Artificial reefs at the outlet of an old Marseille sewer

The creeks of Marseille are a massive coastline extending for more than twenty kilometers along the Mediterranean Sea

In the heart of the National Park of Calanques leads a conduit called "the anus of Marseille", which for a century, has carried waste water from the second city of France and devastated the seabed. An experimental project hopes to revive them.

In a postcard landscape, at the foot of the cliffs of the cove of Cortiou, a crane boat carefully immerses a block of concrete, "fish hotel" of ten tons.

The operation, dubbed Rexcor, aims to build four "villages" underwater concrete: 300 tons of artificial reefs, as we install in many coastal sites around the planet, but specially calibrated to study the return of life in murky waters, according to the promoters of this project.

"These reefs must withstand swells up to nine meters high, and hold at least thirty years," says from the deck of the boat Alexandre Musnier, project manager for the start-up Montpellier Seaboost.

Twenty meters below the surface, a curtain of suspended sediments hides the white sun of the Mediterranean Sea. The bottom is sorry and muddy, noted an AFP photographer. A cloud of particles rises when the concrete block is deposited.

Dirty water

The water quality has improved over the last thirty years, and despite the flowery name given by residents to the evacuation pipe, the discards are now in compliance with the standards, underline the promoters of the project, headed by the National Park and the State, via the Water Agency.

In the 1980s, "the construction of the treatment plant in the city has 'cut down' the levels of bacteria," says AFP Anthony Caro, responsible for the subject at the City Hall of Marseille. "We can now consider recolonizing".

Not enough to make you want to take a dip, however: the treatment does not filter certain metals, drug waste or microplastics, and the water is contaminated in case of violent storms, frequent in the Mediterranean.

Nevertheless, "we will try to recreate small ecosystems to give a boost to nature," says project biologist Matthieu Lapinski. This is "to know if we can restore some ecological functions that have completely disappeared".

Heresy

A heresy, according to the Union Calanques Littoral association, which fears contaminations and opposes what it describes as "HLM under the sea". "The fishes invited to colonize these artificial structures, in this insanitary environment, will have the chance to find there at the same time the lodging and the cover", ironises she, quoting the PCBs, nickel, lead, and other residues anti-inflammatory ...

"We are far from the sanitary level of a situation that allows a biological restoration.The prerequisite should have been to stop nuisances or reduce them much more", also criticizes Sandrine Ruitton, scientist at the Mediterranean Institute of Ocean Sciences.
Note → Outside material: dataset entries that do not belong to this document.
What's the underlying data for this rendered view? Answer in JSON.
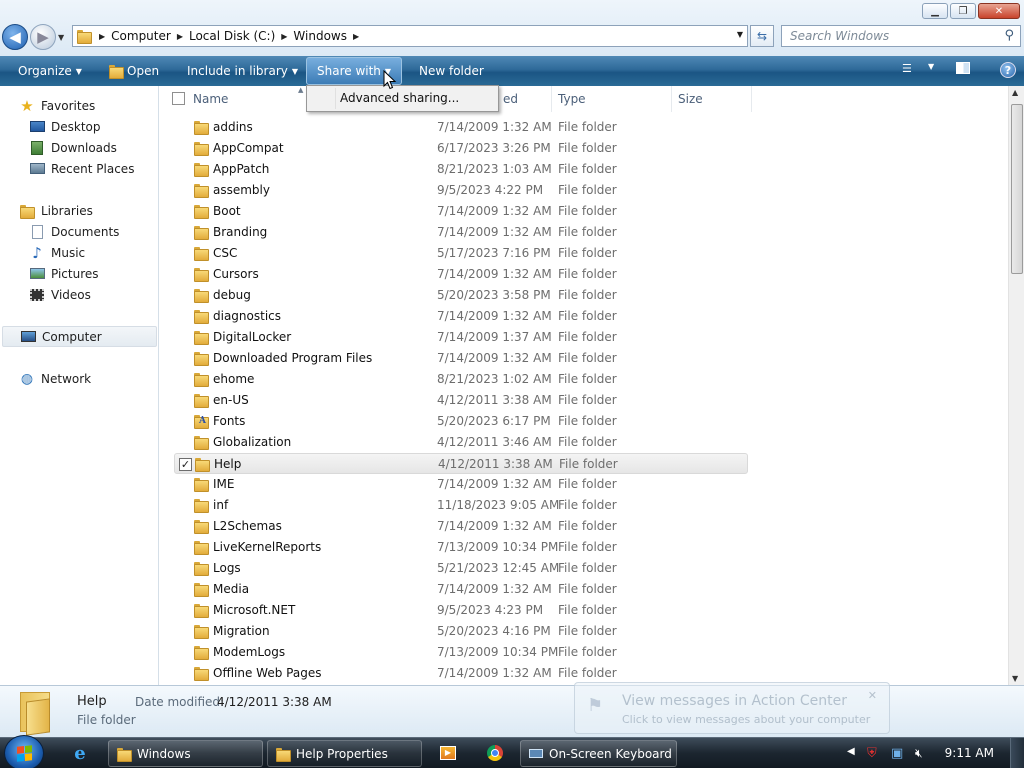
{
  "window": {
    "minimize": "▁",
    "maximize": "❐",
    "close": "✕"
  },
  "address": {
    "crumbs": [
      "Computer",
      "Local Disk (C:)",
      "Windows"
    ],
    "search_placeholder": "Search Windows"
  },
  "toolbar": {
    "organize": "Organize",
    "open": "Open",
    "include_in_library": "Include in library",
    "share_with": "Share with",
    "new_folder": "New folder",
    "help": "?"
  },
  "share_menu": {
    "advanced_sharing": "Advanced sharing..."
  },
  "nav": {
    "favorites": "Favorites",
    "desktop": "Desktop",
    "downloads": "Downloads",
    "recent_places": "Recent Places",
    "libraries": "Libraries",
    "documents": "Documents",
    "music": "Music",
    "pictures": "Pictures",
    "videos": "Videos",
    "computer": "Computer",
    "network": "Network"
  },
  "columns": {
    "name": "Name",
    "date_modified_visible": "ed",
    "type": "Type",
    "size": "Size"
  },
  "files": [
    {
      "name": "addins",
      "date": "7/14/2009 1:32 AM",
      "type": "File folder"
    },
    {
      "name": "AppCompat",
      "date": "6/17/2023 3:26 PM",
      "type": "File folder"
    },
    {
      "name": "AppPatch",
      "date": "8/21/2023 1:03 AM",
      "type": "File folder"
    },
    {
      "name": "assembly",
      "date": "9/5/2023 4:22 PM",
      "type": "File folder"
    },
    {
      "name": "Boot",
      "date": "7/14/2009 1:32 AM",
      "type": "File folder"
    },
    {
      "name": "Branding",
      "date": "7/14/2009 1:32 AM",
      "type": "File folder"
    },
    {
      "name": "CSC",
      "date": "5/17/2023 7:16 PM",
      "type": "File folder"
    },
    {
      "name": "Cursors",
      "date": "7/14/2009 1:32 AM",
      "type": "File folder"
    },
    {
      "name": "debug",
      "date": "5/20/2023 3:58 PM",
      "type": "File folder"
    },
    {
      "name": "diagnostics",
      "date": "7/14/2009 1:32 AM",
      "type": "File folder"
    },
    {
      "name": "DigitalLocker",
      "date": "7/14/2009 1:37 AM",
      "type": "File folder"
    },
    {
      "name": "Downloaded Program Files",
      "date": "7/14/2009 1:32 AM",
      "type": "File folder"
    },
    {
      "name": "ehome",
      "date": "8/21/2023 1:02 AM",
      "type": "File folder"
    },
    {
      "name": "en-US",
      "date": "4/12/2011 3:38 AM",
      "type": "File folder"
    },
    {
      "name": "Fonts",
      "date": "5/20/2023 6:17 PM",
      "type": "File folder",
      "special": "fonts"
    },
    {
      "name": "Globalization",
      "date": "4/12/2011 3:46 AM",
      "type": "File folder"
    },
    {
      "name": "Help",
      "date": "4/12/2011 3:38 AM",
      "type": "File folder",
      "selected": true
    },
    {
      "name": "IME",
      "date": "7/14/2009 1:32 AM",
      "type": "File folder"
    },
    {
      "name": "inf",
      "date": "11/18/2023 9:05 AM",
      "type": "File folder"
    },
    {
      "name": "L2Schemas",
      "date": "7/14/2009 1:32 AM",
      "type": "File folder"
    },
    {
      "name": "LiveKernelReports",
      "date": "7/13/2009 10:34 PM",
      "type": "File folder"
    },
    {
      "name": "Logs",
      "date": "5/21/2023 12:45 AM",
      "type": "File folder"
    },
    {
      "name": "Media",
      "date": "7/14/2009 1:32 AM",
      "type": "File folder"
    },
    {
      "name": "Microsoft.NET",
      "date": "9/5/2023 4:23 PM",
      "type": "File folder"
    },
    {
      "name": "Migration",
      "date": "5/20/2023 4:16 PM",
      "type": "File folder"
    },
    {
      "name": "ModemLogs",
      "date": "7/13/2009 10:34 PM",
      "type": "File folder"
    },
    {
      "name": "Offline Web Pages",
      "date": "7/14/2009 1:32 AM",
      "type": "File folder"
    }
  ],
  "details": {
    "name": "Help",
    "type": "File folder",
    "date_label": "Date modified:",
    "date_value": "4/12/2011 3:38 AM"
  },
  "toast": {
    "title": "View messages in Action Center",
    "subtitle": "Click to view messages about your computer",
    "close": "✕"
  },
  "taskbar": {
    "windows_explorer": "Windows",
    "help_properties": "Help Properties",
    "on_screen_keyboard": "On-Screen Keyboard",
    "clock": "9:11 AM"
  },
  "colors": {
    "command_bar": "#2e6a99",
    "selection": "#e6e6e6",
    "taskbar": "#1c2630"
  }
}
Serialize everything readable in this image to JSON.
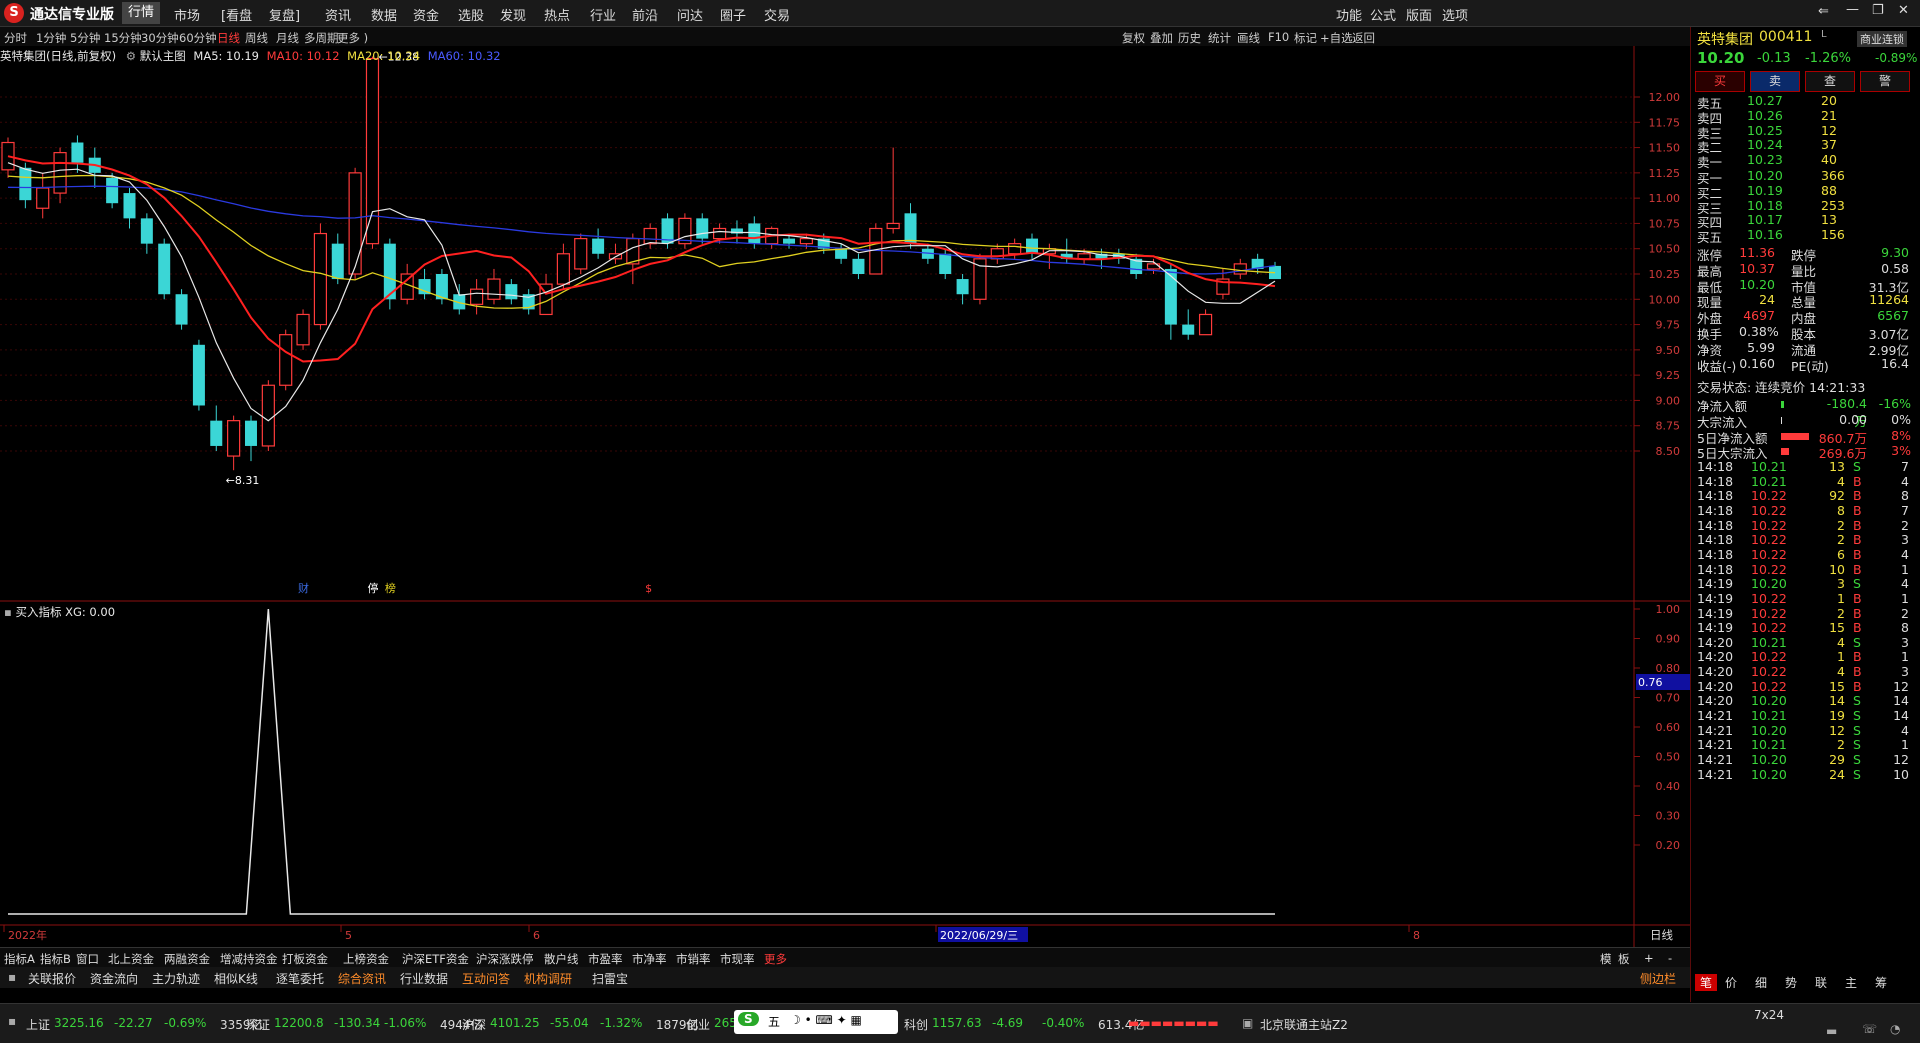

The budget of the project, one million euros, "could have been used for something more effective, for example to test the resistance of species to the current environmental conditions", adds this member of the scientific council of the Park of the Calanques, reserved on prospects for recolonization.

Algae and small fish

Rudimentary (tires, concrete slabs) or more sophisticated, artificial reef projects are legion on the French coast since the 1960s. In 2012, a report of the State deplored the lack of experience feedback sufficient to "draw definitive lessons "on their interest.

In Cortiou, fish counting dives are planned for three years, even if their return could take even more time. The reefs are removable, in case the experience runs out.

Biologists hope for the rapid return of algae, enough to attract small fish, then their predators ... And so on: "the ultimate goal is to have the upper links of the food chain", details M Lapinski.